For the social media reports, I’m going to be looking for at least 15 social media sites spread across at least three of the four following areas: Blogs/Microblogging, Wikis, Social Networking (including both sites and groups), and Social Media (Vlogs/Podcasts/Citizen Journalism/Audio/Video). If you have picked a subject that doesn’t get you 15 sites in three areas, you need to change your definition or pick a new topic.
Write up a brief description of each site, classify it, the URL, any traffic details or size numbers you can track down, as well as some analysis of the level of engagement. Don’t forget some of the resources we’ve used like TruthLaidBear and Quantcast. Here’s an example entry for a Facebook group that I belong to:
Site: Vermont State Society Facebook Group
URL: http://harvard.facebook.com/group.php?gid=8156815255
Type: Social Networking Site
Traffic: 22 members in group; Facebook ranks 15th on the web according to Quantcast
Description: This largely inactive group supports Vermonters in Washington and members post job listings and news stories of interest to it. It is an open group which anyone can join with a single administrator. No one other than the administrator has posted to it.

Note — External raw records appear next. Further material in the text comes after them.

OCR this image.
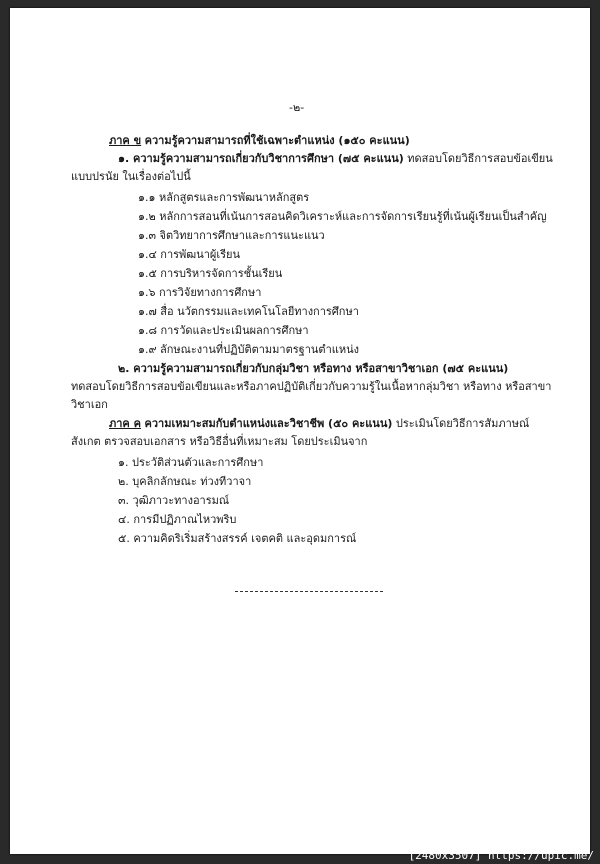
-๒-
ภาค ข ความรู้ความสามารถที่ใช้เฉพาะตำแหน่ง (๑๕๐ คะแนน)
๑. ความรู้ความสามารถเกี่ยวกับวิชาการศึกษา (๗๕ คะแนน) ทดสอบโดยวิธีการสอบข้อเขียน
แบบปรนัย ในเรื่องต่อไปนี้
๑.๑ หลักสูตรและการพัฒนาหลักสูตร
๑.๒ หลักการสอนที่เน้นการสอนคิดวิเคราะห์และการจัดการเรียนรู้ที่เน้นผู้เรียนเป็นสำคัญ
๑.๓ จิตวิทยาการศึกษาและการแนะแนว
๑.๔ การพัฒนาผู้เรียน
๑.๕ การบริหารจัดการชั้นเรียน
๑.๖ การวิจัยทางการศึกษา
๑.๗ สื่อ นวัตกรรมและเทคโนโลยีทางการศึกษา
๑.๘ การวัดและประเมินผลการศึกษา
๑.๙ ลักษณะงานที่ปฏิบัติตามมาตรฐานตำแหน่ง
๒. ความรู้ความสามารถเกี่ยวกับกลุ่มวิชา หรือทาง หรือสาขาวิชาเอก (๗๕ คะแนน)
ทดสอบโดยวิธีการสอบข้อเขียนและหรือภาคปฏิบัติเกี่ยวกับความรู้ในเนื้อหากลุ่มวิชา หรือทาง หรือสาขา
วิชาเอก
ภาค ค ความเหมาะสมกับตำแหน่งและวิชาชีพ (๕๐ คะแนน) ประเมินโดยวิธีการสัมภาษณ์
สังเกต ตรวจสอบเอกสาร หรือวิธีอื่นที่เหมาะสม โดยประเมินจาก
๑. ประวัติส่วนตัวและการศึกษา
๒. บุคลิกลักษณะ ท่วงทีวาจา
๓. วุฒิภาวะทางอารมณ์
๔. การมีปฏิภาณไหวพริบ
๕. ความคิดริเริ่มสร้างสรรค์ เจตคติ และอุดมการณ์
[2480x3507] https://upic.me/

IMPORTANT PROGRAMMING NOTE: For the next two weeks of class, I’m going to flip the subjects. We’ll do Wikipedia first and THEN MMOGs so we can build off the last two weeks of class without interruption. With the Wikipedia class, we’re going to delve into the world of what Stephen Colbert calls “Truthiness.”
As your first journey into Truthiness and the challenges of the web, take a look at the documentary “Loose Change,” which was put together online to highlight the U.S. government’s role in the 9/11 attacks. On YouTube, hundreds of thousands of people have been able to view “Loose Change”—and, if you take the time to watch it, it makes a pretty convincing case that we don’t know the full truth about the 9/11 attacks. All told, across its various postings and versions, more than ten million people have watched the video. The challenge, of course, is that at best the documentary aspires to “truthiness,” that is it’s hard for a lay viewer to judge its actual level of factual interaction. Places like Popular Mechanics have tried to debunk the theories. One student last semested pointed out to me in class a parody of “Loose Change” called “Unfastened Coins.”

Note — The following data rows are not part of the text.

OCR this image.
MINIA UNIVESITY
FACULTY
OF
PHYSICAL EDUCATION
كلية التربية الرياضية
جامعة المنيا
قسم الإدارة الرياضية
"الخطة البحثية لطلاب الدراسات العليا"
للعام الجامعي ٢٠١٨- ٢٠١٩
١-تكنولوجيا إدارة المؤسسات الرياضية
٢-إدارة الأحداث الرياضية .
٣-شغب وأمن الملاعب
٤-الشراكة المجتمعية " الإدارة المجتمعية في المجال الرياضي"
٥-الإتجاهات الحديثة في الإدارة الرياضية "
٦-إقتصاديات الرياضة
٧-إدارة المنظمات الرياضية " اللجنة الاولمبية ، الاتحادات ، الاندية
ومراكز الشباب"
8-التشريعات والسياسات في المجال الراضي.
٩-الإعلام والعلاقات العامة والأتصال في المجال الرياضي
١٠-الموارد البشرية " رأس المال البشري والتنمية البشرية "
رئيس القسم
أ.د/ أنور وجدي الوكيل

It’s easy to dismiss endeavors like “Loose Change” (or is it?), but the journey into Wikipedia is much more complicated. Here’s some background reading and viewing on Wikipedia, the world’s largest encyclopedia. Its founder, Jimmy “Jimbo” Wales, has turned into one of the web’s big celebs. He’s a big proponent of collaboration and “crowd-sourcing.” The project, though, despite becoming the default research tool for most college students and lazy journalists/researchers is very controversial for its “truthiness.” It’s very hard to know what exactly you can and can’t trust on Wikipedia. Newsman John Seigenthaler got very burned by a libelous write-up, and not surprisingly Encyclopedia Britannica thinks the project is the devil incarnate. On the other hand, a Nature study found that the two are about equal in accuracy. Of course, the beauty/challenge of Wikipedia is that anyone can edit it, as Colbert likes to demonstrate by raising the subject of “Wikiality” on subjects like elephants.

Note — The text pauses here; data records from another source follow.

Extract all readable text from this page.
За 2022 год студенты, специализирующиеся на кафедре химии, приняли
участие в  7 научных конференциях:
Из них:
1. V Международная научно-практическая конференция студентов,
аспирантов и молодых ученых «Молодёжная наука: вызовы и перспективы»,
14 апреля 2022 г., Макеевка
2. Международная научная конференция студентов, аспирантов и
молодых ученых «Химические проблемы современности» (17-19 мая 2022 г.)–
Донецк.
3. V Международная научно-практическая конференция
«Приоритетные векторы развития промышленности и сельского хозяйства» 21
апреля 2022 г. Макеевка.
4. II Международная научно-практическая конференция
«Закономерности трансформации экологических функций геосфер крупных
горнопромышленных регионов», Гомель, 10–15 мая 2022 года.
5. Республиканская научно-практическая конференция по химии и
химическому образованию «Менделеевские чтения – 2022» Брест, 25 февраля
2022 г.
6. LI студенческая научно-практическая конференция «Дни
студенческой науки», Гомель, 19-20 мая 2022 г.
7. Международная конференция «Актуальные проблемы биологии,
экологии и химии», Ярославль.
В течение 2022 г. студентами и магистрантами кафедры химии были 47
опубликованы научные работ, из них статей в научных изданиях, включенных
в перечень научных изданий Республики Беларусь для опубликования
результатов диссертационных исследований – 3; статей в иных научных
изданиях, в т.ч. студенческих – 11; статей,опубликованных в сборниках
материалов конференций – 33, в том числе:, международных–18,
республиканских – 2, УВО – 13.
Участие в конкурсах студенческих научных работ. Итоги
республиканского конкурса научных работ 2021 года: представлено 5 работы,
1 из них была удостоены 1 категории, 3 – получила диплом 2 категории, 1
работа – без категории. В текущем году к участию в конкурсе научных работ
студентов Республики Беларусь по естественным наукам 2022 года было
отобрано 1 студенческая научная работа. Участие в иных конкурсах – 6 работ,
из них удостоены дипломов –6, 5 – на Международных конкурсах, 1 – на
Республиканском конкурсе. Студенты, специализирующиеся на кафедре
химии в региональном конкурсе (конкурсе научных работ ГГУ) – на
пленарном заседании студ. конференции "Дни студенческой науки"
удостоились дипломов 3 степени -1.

If you want a few other examples of wikis and how they’re used, check out the DisInfopedia and these useful resources on what wikis are and how to use them to collaborate. The articles also include some useful tips on how you might apply wikis to the work that you’re doing.
This is the week that I want you to be most wary of what we’re learning. Ask hard questions about wikis and Wikipedia—we’re going to talk in class about your mini-project, which will include contributing to a Wikipedia entry and preparing a research report on using a program that allows you to track who’s been editing a particular entry. Your blog entry should focus on the following two questions: Should we trust Wikipedia or an expert-led encyclopedia more? How could Wikipedia be better set-up to better provide accuracy? Should it be open to everyone or just verified “experts”?
In class, I’ll walk you through some Wikipedia pages, help you set up accounts, and explain WikiScanner.